In file "includes/unicode.inc" there is a function "drupal_convert_to_utf8" which has the following code:
if (function_exists('iconv')) {
$out = @iconv($encoding, 'utf-8', $data);
}
According to http://uk.php.net/function.iconv this returns the converted string, or FALSE on failure. The string is cut at the first illegal character.
I think it should be either changed to:
if (function_exists('iconv')) {
$out = @iconv($encoding, 'utf-8//TRANSLIT', $data);
}
So that "when a character can't be represented in the target charset, it can be approximated through one or several similarly looking characters" instead of just being cut.
or
if (function_exists('iconv')) {
$out = @iconv($encoding, 'utf-8//IGNORE', $data);
}
to ignore that single illegal character, but continue to convert whatever is past that point.

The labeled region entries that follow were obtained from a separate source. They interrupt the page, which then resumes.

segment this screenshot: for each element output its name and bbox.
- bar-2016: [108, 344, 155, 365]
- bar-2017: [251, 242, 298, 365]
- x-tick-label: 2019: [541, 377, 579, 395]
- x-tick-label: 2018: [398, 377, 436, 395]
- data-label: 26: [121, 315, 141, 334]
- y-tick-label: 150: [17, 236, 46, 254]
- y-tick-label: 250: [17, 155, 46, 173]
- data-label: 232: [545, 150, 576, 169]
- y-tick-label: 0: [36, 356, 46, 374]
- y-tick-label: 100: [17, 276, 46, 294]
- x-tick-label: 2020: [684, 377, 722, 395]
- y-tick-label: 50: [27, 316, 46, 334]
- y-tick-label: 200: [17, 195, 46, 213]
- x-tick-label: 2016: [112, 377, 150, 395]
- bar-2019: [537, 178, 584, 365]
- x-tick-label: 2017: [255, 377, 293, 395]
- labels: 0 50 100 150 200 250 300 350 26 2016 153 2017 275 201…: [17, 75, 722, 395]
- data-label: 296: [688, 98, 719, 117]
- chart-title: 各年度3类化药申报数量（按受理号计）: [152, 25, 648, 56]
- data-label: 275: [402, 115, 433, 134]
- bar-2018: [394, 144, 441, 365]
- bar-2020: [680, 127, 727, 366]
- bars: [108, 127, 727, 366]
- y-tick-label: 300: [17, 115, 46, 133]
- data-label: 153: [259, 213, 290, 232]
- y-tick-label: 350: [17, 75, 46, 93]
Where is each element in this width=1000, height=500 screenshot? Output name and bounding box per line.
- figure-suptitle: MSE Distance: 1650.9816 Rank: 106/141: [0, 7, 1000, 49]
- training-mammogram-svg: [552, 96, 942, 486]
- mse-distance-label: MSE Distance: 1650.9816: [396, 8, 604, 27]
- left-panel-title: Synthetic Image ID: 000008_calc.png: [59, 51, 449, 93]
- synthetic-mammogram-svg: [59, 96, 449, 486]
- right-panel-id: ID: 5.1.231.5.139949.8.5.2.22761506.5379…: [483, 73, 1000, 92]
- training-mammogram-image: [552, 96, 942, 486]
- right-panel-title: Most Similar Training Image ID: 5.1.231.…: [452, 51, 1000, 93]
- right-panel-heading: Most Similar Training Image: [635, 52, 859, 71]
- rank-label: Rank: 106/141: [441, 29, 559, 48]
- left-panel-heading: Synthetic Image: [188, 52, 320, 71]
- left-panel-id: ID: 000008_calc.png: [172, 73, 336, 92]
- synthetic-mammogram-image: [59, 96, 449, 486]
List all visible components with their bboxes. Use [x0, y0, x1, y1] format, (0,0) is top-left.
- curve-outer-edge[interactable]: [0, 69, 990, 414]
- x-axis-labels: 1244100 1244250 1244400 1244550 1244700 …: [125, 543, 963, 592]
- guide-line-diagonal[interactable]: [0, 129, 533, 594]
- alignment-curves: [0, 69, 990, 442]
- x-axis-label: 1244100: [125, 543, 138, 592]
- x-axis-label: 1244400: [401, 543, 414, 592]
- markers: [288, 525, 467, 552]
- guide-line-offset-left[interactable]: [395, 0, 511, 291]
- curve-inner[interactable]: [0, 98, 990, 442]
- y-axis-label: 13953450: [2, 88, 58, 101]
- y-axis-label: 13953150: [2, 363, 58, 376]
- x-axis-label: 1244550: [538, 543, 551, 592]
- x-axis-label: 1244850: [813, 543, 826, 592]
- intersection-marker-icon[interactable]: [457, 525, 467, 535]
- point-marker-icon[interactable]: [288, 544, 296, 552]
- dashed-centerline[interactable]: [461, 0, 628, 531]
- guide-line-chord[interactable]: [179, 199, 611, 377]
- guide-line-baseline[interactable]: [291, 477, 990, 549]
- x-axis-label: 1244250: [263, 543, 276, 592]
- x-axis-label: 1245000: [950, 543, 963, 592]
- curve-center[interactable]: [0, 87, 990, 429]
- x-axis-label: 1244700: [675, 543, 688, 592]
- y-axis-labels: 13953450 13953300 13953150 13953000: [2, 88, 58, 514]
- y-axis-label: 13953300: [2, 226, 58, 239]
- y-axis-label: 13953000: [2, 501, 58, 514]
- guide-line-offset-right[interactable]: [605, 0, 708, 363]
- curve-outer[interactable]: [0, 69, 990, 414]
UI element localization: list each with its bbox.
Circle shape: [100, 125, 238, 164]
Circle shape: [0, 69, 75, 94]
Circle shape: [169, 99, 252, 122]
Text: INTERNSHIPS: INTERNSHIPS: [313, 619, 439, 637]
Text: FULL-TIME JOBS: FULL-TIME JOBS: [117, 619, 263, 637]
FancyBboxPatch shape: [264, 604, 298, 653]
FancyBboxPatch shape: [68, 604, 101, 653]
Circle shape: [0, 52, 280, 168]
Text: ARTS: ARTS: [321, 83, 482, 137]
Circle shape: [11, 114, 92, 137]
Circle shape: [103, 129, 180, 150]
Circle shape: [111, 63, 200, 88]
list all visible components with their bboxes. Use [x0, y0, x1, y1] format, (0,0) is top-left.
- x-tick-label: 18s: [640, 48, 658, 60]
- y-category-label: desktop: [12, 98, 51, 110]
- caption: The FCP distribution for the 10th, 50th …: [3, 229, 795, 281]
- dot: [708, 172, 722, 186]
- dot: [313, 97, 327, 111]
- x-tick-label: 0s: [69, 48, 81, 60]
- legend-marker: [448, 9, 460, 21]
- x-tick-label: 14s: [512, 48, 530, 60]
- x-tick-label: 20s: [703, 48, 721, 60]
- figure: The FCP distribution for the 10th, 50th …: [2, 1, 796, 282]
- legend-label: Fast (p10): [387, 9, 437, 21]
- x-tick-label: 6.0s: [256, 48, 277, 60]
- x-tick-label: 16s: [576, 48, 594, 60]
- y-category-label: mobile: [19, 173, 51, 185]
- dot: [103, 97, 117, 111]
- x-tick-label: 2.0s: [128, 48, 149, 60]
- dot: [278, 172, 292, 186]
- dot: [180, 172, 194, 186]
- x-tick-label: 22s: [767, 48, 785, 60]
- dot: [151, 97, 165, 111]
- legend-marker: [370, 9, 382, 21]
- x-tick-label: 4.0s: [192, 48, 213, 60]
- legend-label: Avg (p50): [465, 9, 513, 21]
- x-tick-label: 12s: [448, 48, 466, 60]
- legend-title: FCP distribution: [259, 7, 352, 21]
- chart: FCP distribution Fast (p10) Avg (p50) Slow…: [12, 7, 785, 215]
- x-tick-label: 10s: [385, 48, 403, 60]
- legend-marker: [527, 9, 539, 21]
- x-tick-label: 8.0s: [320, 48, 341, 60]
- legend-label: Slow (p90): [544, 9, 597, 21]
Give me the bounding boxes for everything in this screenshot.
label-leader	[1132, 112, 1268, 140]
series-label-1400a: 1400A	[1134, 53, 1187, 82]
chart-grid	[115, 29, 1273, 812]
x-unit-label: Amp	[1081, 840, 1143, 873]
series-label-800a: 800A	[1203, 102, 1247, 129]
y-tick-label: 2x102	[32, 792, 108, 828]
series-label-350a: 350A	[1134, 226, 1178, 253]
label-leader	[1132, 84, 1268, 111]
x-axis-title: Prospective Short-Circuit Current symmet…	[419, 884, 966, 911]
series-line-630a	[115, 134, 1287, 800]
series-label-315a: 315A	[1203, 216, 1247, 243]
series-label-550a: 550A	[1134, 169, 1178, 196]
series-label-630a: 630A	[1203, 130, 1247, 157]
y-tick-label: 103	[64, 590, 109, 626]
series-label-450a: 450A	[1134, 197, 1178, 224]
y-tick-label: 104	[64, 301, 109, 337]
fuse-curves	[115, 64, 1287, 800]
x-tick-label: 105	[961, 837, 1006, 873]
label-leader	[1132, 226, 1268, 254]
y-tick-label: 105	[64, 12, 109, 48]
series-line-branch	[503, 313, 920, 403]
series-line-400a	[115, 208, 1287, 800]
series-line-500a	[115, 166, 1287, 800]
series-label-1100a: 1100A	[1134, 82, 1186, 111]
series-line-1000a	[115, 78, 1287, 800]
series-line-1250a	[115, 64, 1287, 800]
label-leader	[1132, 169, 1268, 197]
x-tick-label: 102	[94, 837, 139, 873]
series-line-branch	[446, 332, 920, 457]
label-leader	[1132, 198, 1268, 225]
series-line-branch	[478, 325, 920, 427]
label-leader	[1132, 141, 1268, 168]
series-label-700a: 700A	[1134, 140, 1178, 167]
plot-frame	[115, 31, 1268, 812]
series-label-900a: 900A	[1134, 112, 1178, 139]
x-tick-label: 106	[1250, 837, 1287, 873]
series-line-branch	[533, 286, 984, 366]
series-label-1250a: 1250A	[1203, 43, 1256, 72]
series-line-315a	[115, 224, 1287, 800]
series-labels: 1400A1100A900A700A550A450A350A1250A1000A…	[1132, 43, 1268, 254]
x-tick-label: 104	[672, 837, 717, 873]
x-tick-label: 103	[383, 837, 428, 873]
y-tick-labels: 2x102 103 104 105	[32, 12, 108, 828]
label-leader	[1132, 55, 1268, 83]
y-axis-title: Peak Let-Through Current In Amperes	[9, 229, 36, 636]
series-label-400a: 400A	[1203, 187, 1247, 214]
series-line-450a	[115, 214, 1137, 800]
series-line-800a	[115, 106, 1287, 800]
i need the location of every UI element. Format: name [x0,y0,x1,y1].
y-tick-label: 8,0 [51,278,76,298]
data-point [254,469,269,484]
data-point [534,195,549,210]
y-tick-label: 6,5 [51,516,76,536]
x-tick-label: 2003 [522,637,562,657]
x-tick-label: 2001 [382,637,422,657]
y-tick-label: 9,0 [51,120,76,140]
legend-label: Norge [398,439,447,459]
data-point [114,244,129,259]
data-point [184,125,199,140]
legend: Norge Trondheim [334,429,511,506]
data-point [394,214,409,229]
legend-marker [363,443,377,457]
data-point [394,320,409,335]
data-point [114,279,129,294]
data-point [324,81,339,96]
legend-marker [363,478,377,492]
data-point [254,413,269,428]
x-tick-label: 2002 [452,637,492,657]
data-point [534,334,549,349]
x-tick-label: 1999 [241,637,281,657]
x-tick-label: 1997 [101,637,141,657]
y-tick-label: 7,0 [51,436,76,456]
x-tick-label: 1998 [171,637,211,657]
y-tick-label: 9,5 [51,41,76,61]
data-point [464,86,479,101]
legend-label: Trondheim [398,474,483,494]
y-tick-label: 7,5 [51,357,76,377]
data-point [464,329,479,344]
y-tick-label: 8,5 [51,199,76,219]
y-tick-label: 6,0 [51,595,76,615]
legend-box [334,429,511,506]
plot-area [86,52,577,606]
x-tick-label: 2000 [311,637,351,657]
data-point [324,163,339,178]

Either would do for me, but I guess it is better to ask those in the know which would be better.
(I have no idea what component to file this against. I have chosen "Base System")
| Comment | File | Size | Author |
|---|---|---|---|
| #1 | unicode.patch | 500 bytes | naheemsays |
Comments
Comment #1
naheemsays commentedAttached is a patch to change it to transliterate illegal characters.
Comment #2
naheemsays commentedTesting the above patch - iconv now functions like mbstring as it does not just cut out any processing past the point of the illegal character.
Without the patch, there can be dataloss if a an illegal chracacter is encountered as no characters after it wil be processed. Should it be marked critical? (the same patch would also need to be applied to previous versions of Drupal).
Comment #3
robin monks commentedIs there a testcase available with some text that shows this problem? It would really help those trying to review the patch.
Robin
Comment #4
naheemsays commentedI think the original issue was when converting characters like en and em dashes that have been added to iso 8859-1 that were multi-byte and where the second byte on its own was not a proper character.
(my original test case was a backup database of around 100MB I was converting from phpbb to drupal...)
Comment #5
pillarsdotnet commentedA similar patch was marked WONTFIX in #1018840: Drupal provides no error-free way to sanitize text from untrusted sources.